We retrospectively collected data from 86 ASUC cases (32 females and 54 males, mean age 44.1 yrs, mean duration of disease 6,5 yrs), according to Truelove and Witt's criteria, consecutively admitted to our Gastroenterology Unit from January 2008 to September 2014. According to ECCO's Guidelines all ASUC patients were treated with a short course of iv. steroid and in case of failure they were treated with a rescue therapy with Cys or IFX if colectomy was not deemed necessary by the surgeon. All statistical analyses were done by the SPSS software. A P value less than 0.05 was considered statistically significant.

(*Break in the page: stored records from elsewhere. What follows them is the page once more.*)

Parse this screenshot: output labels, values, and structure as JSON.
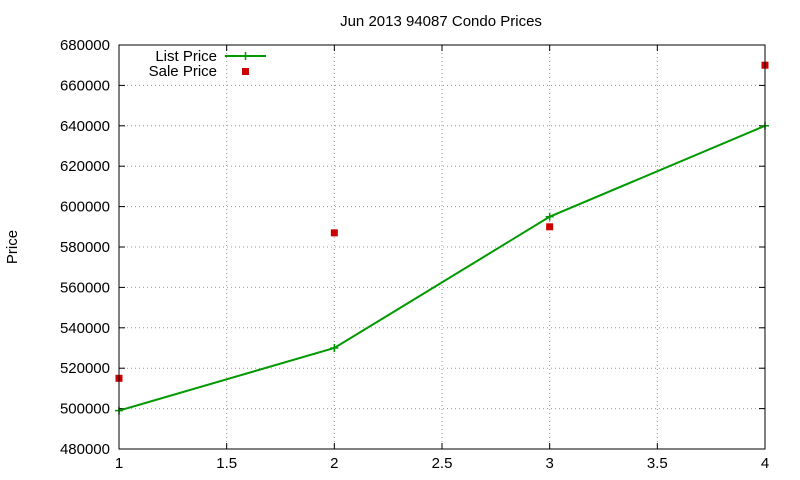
{
  "chart_data": {
    "type": "line",
    "title": "Jun 2013 94087 Condo Prices",
    "xlabel": "",
    "ylabel": "Price",
    "xlim": [
      1,
      4
    ],
    "ylim": [
      480000,
      680000
    ],
    "x_ticks": [
      "1",
      "1.5",
      "2",
      "2.5",
      "3",
      "3.5",
      "4"
    ],
    "y_ticks": [
      "480000",
      "500000",
      "520000",
      "540000",
      "560000",
      "580000",
      "600000",
      "620000",
      "640000",
      "660000",
      "680000"
    ],
    "grid": true,
    "legend_position": "top-left",
    "series": [
      {
        "name": "List Price",
        "style": "line+cross",
        "color": "#009900",
        "x": [
          1,
          2,
          3,
          4
        ],
        "values": [
          499000,
          530000,
          595000,
          640000
        ]
      },
      {
        "name": "Sale Price",
        "style": "square-points",
        "color": "#cc0000",
        "x": [
          1,
          2,
          3,
          4
        ],
        "values": [
          515000,
          587000,
          590000,
          670000
        ]
      }
    ]
  }
}
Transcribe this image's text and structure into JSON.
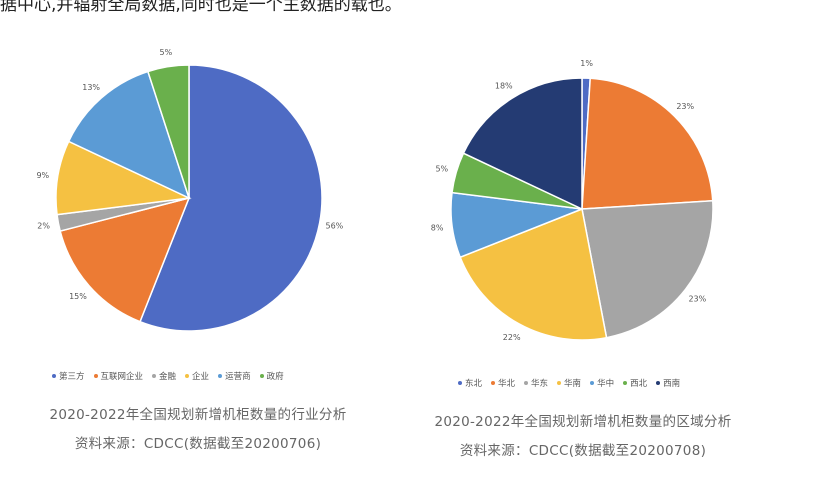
{
  "top_text": "据中心,并辐射全局数据,同时也是一个主数据的载也。",
  "chart_data": [
    {
      "type": "pie",
      "title": "2020-2022年全国规划新增机柜数量的行业分析",
      "source": "资料来源：CDCC(数据截至20200706)",
      "unit": "%",
      "slices": [
        {
          "label": "第三方",
          "value": 56,
          "color": "#4e6bc4"
        },
        {
          "label": "互联网企业",
          "value": 15,
          "color": "#ec7b34"
        },
        {
          "label": "金融",
          "value": 2,
          "color": "#a5a5a5"
        },
        {
          "label": "企业",
          "value": 9,
          "color": "#f5c142"
        },
        {
          "label": "运营商",
          "value": 13,
          "color": "#5b9bd5"
        },
        {
          "label": "政府",
          "value": 5,
          "color": "#6ab04c"
        }
      ],
      "legend_position": "bottom"
    },
    {
      "type": "pie",
      "title": "2020-2022年全国规划新增机柜数量的区域分析",
      "source": "资料来源：CDCC(数据截至20200708)",
      "unit": "%",
      "slices": [
        {
          "label": "东北",
          "value": 1,
          "color": "#4e6bc4"
        },
        {
          "label": "华北",
          "value": 23,
          "color": "#ec7b34"
        },
        {
          "label": "华东",
          "value": 23,
          "color": "#a5a5a5"
        },
        {
          "label": "华南",
          "value": 22,
          "color": "#f5c142"
        },
        {
          "label": "华中",
          "value": 8,
          "color": "#5b9bd5"
        },
        {
          "label": "西北",
          "value": 5,
          "color": "#6ab04c"
        },
        {
          "label": "西南",
          "value": 18,
          "color": "#243b73"
        }
      ],
      "legend_position": "bottom"
    }
  ]
}
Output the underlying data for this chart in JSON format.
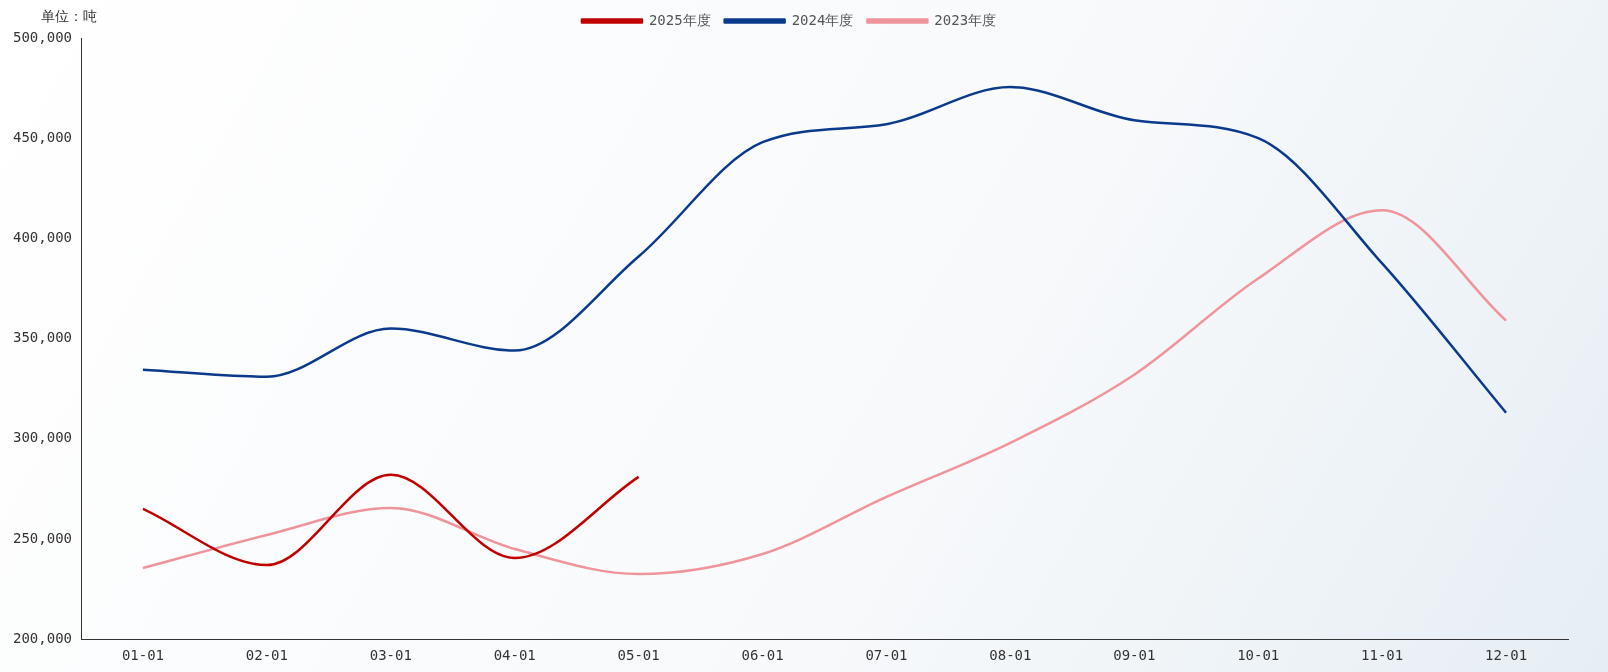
{
  "chart_data": {
    "type": "line",
    "ylabel": "单位：吨",
    "categories": [
      "01-01",
      "02-01",
      "03-01",
      "04-01",
      "05-01",
      "06-01",
      "07-01",
      "08-01",
      "09-01",
      "10-01",
      "11-01",
      "12-01"
    ],
    "series": [
      {
        "name": "2025年度",
        "color": "#c00000",
        "values": [
          265000,
          237000,
          282000,
          240500,
          281000,
          null,
          null,
          null,
          null,
          null,
          null,
          null
        ]
      },
      {
        "name": "2024年度",
        "color": "#0b3a8c",
        "values": [
          334500,
          331000,
          355000,
          344000,
          391000,
          448000,
          457000,
          475500,
          459000,
          450000,
          387500,
          313000
        ]
      },
      {
        "name": "2023年度",
        "color": "#f0949c",
        "values": [
          235500,
          252000,
          265500,
          245000,
          232500,
          242500,
          271000,
          298000,
          332000,
          380000,
          414000,
          359000
        ]
      }
    ],
    "ylim": [
      200000,
      500000
    ],
    "yticks": [
      {
        "value": 200000,
        "label": "200,000"
      },
      {
        "value": 250000,
        "label": "250,000"
      },
      {
        "value": 300000,
        "label": "300,000"
      },
      {
        "value": 350000,
        "label": "350,000"
      },
      {
        "value": 400000,
        "label": "400,000"
      },
      {
        "value": 450000,
        "label": "450,000"
      },
      {
        "value": 500000,
        "label": "500,000"
      }
    ],
    "legend": "top",
    "grid": false,
    "marker": "none",
    "line_style": "solid"
  }
}
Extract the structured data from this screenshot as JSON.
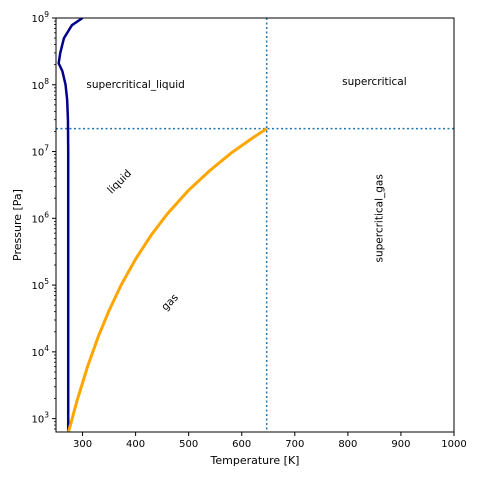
{
  "chart_data": {
    "type": "line",
    "xlabel": "Temperature [K]",
    "ylabel": "Pressure [Pa]",
    "xlim": [
      250,
      1000
    ],
    "ylim_log10": [
      2.8,
      9
    ],
    "y_scale": "log",
    "x_ticks": [
      300,
      400,
      500,
      600,
      700,
      800,
      900,
      1000
    ],
    "x_tick_labels": [
      "300",
      "400",
      "500",
      "600",
      "700",
      "800",
      "900",
      "1000"
    ],
    "y_ticks_log10": [
      3,
      4,
      5,
      6,
      7,
      8,
      9
    ],
    "y_tick_labels": [
      {
        "base": "10",
        "exp": "3"
      },
      {
        "base": "10",
        "exp": "4"
      },
      {
        "base": "10",
        "exp": "5"
      },
      {
        "base": "10",
        "exp": "6"
      },
      {
        "base": "10",
        "exp": "7"
      },
      {
        "base": "10",
        "exp": "8"
      },
      {
        "base": "10",
        "exp": "9"
      }
    ],
    "grid": false,
    "series": [
      {
        "color": "#00008b",
        "points": [
          {
            "T": 273,
            "P": 611
          },
          {
            "T": 273,
            "P": 1000
          },
          {
            "T": 273,
            "P": 100000
          },
          {
            "T": 273,
            "P": 10000000
          },
          {
            "T": 272.5,
            "P": 30000000
          },
          {
            "T": 271,
            "P": 60000000
          },
          {
            "T": 268,
            "P": 100000000
          },
          {
            "T": 262,
            "P": 160000000
          },
          {
            "T": 255,
            "P": 210000000
          },
          {
            "T": 258,
            "P": 300000000
          },
          {
            "T": 265,
            "P": 500000000
          },
          {
            "T": 280,
            "P": 780000000
          },
          {
            "T": 300,
            "P": 1000000000
          }
        ]
      },
      {
        "color": "#ffa500",
        "points": [
          {
            "T": 273,
            "P": 611
          },
          {
            "T": 290,
            "P": 1900
          },
          {
            "T": 310,
            "P": 6200
          },
          {
            "T": 330,
            "P": 17200
          },
          {
            "T": 350,
            "P": 41700
          },
          {
            "T": 373,
            "P": 101325
          },
          {
            "T": 400,
            "P": 245000
          },
          {
            "T": 430,
            "P": 570000
          },
          {
            "T": 460,
            "P": 1170000
          },
          {
            "T": 500,
            "P": 2640000
          },
          {
            "T": 540,
            "P": 5200000
          },
          {
            "T": 580,
            "P": 9500000
          },
          {
            "T": 620,
            "P": 15900000
          },
          {
            "T": 647,
            "P": 22060000
          }
        ]
      }
    ],
    "critical_lines": {
      "T": 647,
      "P": 22060000,
      "color": "#1f77b4"
    },
    "annotations": [
      {
        "text": "supercritical_liquid",
        "T": 400,
        "P": 100000000,
        "rotation": 0
      },
      {
        "text": "supercritical",
        "T": 850,
        "P": 110000000,
        "rotation": 0
      },
      {
        "text": "liquid",
        "T": 370,
        "P": 3500000,
        "rotation": -45
      },
      {
        "text": "gas",
        "T": 465,
        "P": 55000,
        "rotation": -45
      },
      {
        "text": "supercritical_gas",
        "T": 860,
        "P": 1000000,
        "rotation": -90
      }
    ]
  }
}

72 (83,7%) patients had an extensive colitis while only 8 (9,3%) were at first diagnosis. 39 patients were never treated with IMS (group A), while the remaining 47 had previous therapy, alone or in combination, with AZA (n=37), Cys (n=11) or IFX (n=27)(Group B). Patients of group B were significantly younger (40,9 yrs vs 47,9 yrs; p=0,05) and with a longer disease duration (8,5 yrs vs 4,8 yrs; p=0.02). 29 patients responded to steroids (33,7%), 15 underwent colectomy (17,4%) and 42 (48,8%) were switched to rescue therapy (14 Cys, 28 IFX), which failed in 4 patients requiring colectomy. The early (within 1 month) colectomy rate was 22,1, with a trend towards a lower response rate to steroids (25,5% vs 43,6%; p=0,10) and an higher need for colectomy (29,8% vs 12,8%; p=0,07), in group B compared to group A. During the follow-up period (19,5 months, range 1-72) further 10 patients underwent colectomy (5 for each group). The colectomy rate at the end of follow-up was 25.6% in Group A and 40.4% in group B (p=0.17)(33,7% in the entire cohort). The Kaplan Meyer probability to avoid surgery was 71,9% and 65,5% at 1 yrs and 71,9% and 55,4% at 2 yrs (p=0,30), for group A and B, respectively.


Patients with previous IMS therapy have a trend towards lower response to steroid treatment compared to IMS naïve patients, but the response rate to rescue therapy remains satisfactory, with similar need for colectomy.